Boyd was 38 and camping in the foothills when a resident reported his illegal campsite several hundred feet behind a neighborhood. Two officers responded with weapons drawn and called for help after they tried to pat down Boyd and he pulled knives.

Nineteen officers responded over the next several hours with rifles, handguns, hundreds of rounds of ammunition, and smoke bombs. During the standoff, Boyd shouted death threats at the officers from his perch on a hillside and expressed fears they would shoot him.

McGinn spent much of the trial underscoring the role she says Sandy played in making a series of flawed decisions that agitated Boyd, starting with calling other members of his tactical team, known as the Repeat Offenders Project, to respond to the standoff with him. The unit has since been dismantled under the terms of a U.S. Justice Department settlement agreement to change the culture of the Albuquerque Police Department, where officers were accused of numerous instances of excessive force.

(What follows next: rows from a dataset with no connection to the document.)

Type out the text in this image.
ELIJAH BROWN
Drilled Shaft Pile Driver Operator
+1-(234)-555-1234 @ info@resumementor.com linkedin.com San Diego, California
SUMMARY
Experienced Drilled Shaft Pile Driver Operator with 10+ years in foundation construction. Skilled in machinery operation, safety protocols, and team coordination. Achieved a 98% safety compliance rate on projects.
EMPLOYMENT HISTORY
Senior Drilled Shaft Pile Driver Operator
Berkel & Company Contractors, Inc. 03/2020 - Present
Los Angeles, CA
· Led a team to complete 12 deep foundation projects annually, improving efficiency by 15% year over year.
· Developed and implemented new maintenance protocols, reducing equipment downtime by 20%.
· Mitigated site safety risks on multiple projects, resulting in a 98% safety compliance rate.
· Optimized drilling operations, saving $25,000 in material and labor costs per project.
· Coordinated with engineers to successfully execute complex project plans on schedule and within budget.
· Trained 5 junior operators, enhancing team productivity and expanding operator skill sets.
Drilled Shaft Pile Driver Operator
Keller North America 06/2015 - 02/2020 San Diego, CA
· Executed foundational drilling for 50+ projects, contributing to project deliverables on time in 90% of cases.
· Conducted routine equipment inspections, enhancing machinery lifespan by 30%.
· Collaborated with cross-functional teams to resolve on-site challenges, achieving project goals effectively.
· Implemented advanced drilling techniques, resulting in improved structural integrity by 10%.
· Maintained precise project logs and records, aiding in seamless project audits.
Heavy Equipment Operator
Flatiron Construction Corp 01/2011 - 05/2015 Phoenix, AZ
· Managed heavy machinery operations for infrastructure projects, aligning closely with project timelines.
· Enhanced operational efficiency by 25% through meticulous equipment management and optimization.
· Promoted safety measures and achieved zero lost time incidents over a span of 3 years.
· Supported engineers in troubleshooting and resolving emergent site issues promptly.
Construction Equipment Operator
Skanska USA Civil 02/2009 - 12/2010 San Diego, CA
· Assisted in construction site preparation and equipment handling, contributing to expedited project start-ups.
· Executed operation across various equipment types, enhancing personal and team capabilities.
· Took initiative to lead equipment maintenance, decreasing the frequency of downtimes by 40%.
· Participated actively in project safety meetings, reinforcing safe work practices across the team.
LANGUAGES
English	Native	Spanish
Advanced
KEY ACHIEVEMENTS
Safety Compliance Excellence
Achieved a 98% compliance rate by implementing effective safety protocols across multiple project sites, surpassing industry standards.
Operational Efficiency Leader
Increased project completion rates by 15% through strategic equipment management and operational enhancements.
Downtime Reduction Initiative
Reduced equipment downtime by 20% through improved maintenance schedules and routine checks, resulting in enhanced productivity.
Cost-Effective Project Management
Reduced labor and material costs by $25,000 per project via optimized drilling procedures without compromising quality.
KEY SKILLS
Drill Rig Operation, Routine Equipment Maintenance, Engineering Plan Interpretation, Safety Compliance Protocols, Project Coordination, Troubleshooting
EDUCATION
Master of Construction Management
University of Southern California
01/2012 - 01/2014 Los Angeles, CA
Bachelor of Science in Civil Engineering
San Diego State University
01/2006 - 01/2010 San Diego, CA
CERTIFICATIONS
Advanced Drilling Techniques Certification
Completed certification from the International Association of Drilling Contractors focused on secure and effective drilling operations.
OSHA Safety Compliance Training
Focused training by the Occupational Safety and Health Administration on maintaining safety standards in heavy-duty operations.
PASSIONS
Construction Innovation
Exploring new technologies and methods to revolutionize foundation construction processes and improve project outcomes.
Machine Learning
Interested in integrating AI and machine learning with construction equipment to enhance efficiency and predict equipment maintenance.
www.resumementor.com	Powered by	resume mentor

Sandy responded to the standoff with Boyd because a sergeant had requested a Taser shotgun. He arrived at the same time as a State Police sergeant he knew. The sergeant's dashcam video recorded Sandy calling Boyd "a lunatic."

During the trial, he said for the first time publicly that he deeply regretted the remark. His testimony also denied accusation that he was a decision-maker during the standoff.

Perez was among the last to arrive after his SWAT sergeant asked him to respond.

He drove to the campsite hearing other officers say over radio traffic that Boyd was threatening officers and that he also had a history of violence against police.

A few minutes after Perez arrived, he yelled for Sandy to detonate the flash-bang grenade, which went off near Boyd's feet but not close enough to startle him so officers could take him into custody. Sandy opened fire seconds later, and then Perez, whose helmet camera video shows his finger moving onto the trigger as Boyd faces the K-9 handler while holding two knives.

"These are the tense, uncertain, rapidly evolving circumstances they had to work with," said Luis Robles, the lead attorney for Perez. "He had to make life or death decisions in moments."

Sandy's lapel camera failed to record the shooting, he said.